Valdes-Hernandez Pedro, Nodarse Chavier Laffitte, Peraza Julio, Cole James, Cruz-Almeida Yenisel
University of Florida.
Florida International University.
Res Sq. 2023 Aug 11:rs.3.rs-3229072. doi: 10.21203/rs.3.rs-3229072/v1.

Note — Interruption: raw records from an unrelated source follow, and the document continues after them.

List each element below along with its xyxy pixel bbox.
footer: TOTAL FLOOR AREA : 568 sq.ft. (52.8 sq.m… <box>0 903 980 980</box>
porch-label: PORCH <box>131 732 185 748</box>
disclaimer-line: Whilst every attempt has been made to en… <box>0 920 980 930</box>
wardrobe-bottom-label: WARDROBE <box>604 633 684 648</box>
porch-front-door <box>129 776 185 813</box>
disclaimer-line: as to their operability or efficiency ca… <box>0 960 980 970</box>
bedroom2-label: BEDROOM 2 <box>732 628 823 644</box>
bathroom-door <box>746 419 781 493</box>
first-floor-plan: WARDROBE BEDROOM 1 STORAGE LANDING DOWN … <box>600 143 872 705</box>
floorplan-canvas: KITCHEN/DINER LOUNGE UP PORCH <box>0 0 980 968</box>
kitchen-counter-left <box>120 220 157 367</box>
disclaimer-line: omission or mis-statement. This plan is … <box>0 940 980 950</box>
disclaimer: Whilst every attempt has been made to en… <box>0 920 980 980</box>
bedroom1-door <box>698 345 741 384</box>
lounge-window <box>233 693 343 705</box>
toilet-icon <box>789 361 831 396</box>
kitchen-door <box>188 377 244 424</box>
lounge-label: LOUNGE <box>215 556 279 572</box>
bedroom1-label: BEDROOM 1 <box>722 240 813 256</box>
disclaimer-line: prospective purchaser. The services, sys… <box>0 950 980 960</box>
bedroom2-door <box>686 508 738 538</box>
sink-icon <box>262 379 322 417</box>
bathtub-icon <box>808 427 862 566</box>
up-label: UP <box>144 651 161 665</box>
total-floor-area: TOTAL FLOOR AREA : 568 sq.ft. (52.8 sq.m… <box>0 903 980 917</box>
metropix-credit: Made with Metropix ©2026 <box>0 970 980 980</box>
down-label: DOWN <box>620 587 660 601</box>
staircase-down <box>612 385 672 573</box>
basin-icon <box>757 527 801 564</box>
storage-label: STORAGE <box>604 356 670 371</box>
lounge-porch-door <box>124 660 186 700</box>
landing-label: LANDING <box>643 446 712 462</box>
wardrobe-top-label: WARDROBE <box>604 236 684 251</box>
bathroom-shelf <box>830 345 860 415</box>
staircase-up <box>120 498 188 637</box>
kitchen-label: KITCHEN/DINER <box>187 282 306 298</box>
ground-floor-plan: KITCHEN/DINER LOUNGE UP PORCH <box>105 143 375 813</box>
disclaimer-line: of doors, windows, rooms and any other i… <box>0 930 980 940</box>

The predicted brain age minus the chronological age ('brain-PAD') could become a clinical biomarker. However, most brain age methods were developed to use research-grade high-resolution T1-weighted MRIs, limiting their applicability to clinical-grade MRIs from multiple protocols. To overcome this, we adopted a double transfer learning approach to develop a brain age model agnostic to modality, resolution, or slice orientation. Using 6,224 clinical MRIs among 7 modalities, scanned from 1,540 patients using 8 scanners among 15 + facilities of the University of Florida's Health System, we retrained a convolutional neural network (CNN) to predict brain age from synthetic research-grade magnetization-prepared rapid gradient-echo MRIs (MPRAGEs) generated by a deep learning-trained 'super-resolution' method. We also modeled the "regression dilution bias", a typical overestimation of younger ages and underestimation of older ages, which correction is paramount for personalized brain age-based biomarkers. This bias was independent of modality or scanner and generalizable to new samples, allowing us to add a bias-correction layer to the CNN. The mean absolute error in test samples was 4.67-6.47 years across modalities, with similar accuracy between original MPRAGEs and their synthetic counterparts. Brain-PAD was also reliable across modalities. We demonstrate the feasibility of clinical-grade brain age predictions, contributing to personalized medicine.
预测的脑龄减去实际年龄(“脑龄预测年龄差”)可能会成为一种临床生物标志物。然而,大多数脑龄计算方法是为使用研究级高分辨率T1加权磁共振成像(MRI)而开发的,这限制了它们在多种协议下临床级MRI中的适用性。为了克服这一问题,我们采用了双重迁移学习方法来开发一种与模态、分辨率或切片方向无关的脑龄模型。我们使用了佛罗里达大学健康系统15多个机构中的8台扫描仪,对1540名患者进行扫描,获取了7种模态下的6224份临床MRI数据,通过深度学习训练的“超分辨率”方法生成合成研究级磁化准备快速梯度回波MRI(MPRAGE),对卷积神经网络(CNN)进行重新训练,以预测脑龄。我们还对“回归稀释偏差”进行了建模,这是一种典型的对年轻年龄的高估和对老年年龄的低估,对于基于个性化脑龄的生物标志物而言,纠正这种偏差至关重要。这种偏差与模态或扫描仪无关,并且可以推广到新样本,这使我们能够在CNN中添加一个偏差校正层。跨模态测试样本中的平均绝对误差为4.67 - 6.47岁,原始MPRAGE与其合成对应物之间的准确性相似。脑龄预测年龄差在各模态中也具有可靠性。我们证明了临床级脑龄预测的可行性,这有助于个性化医疗。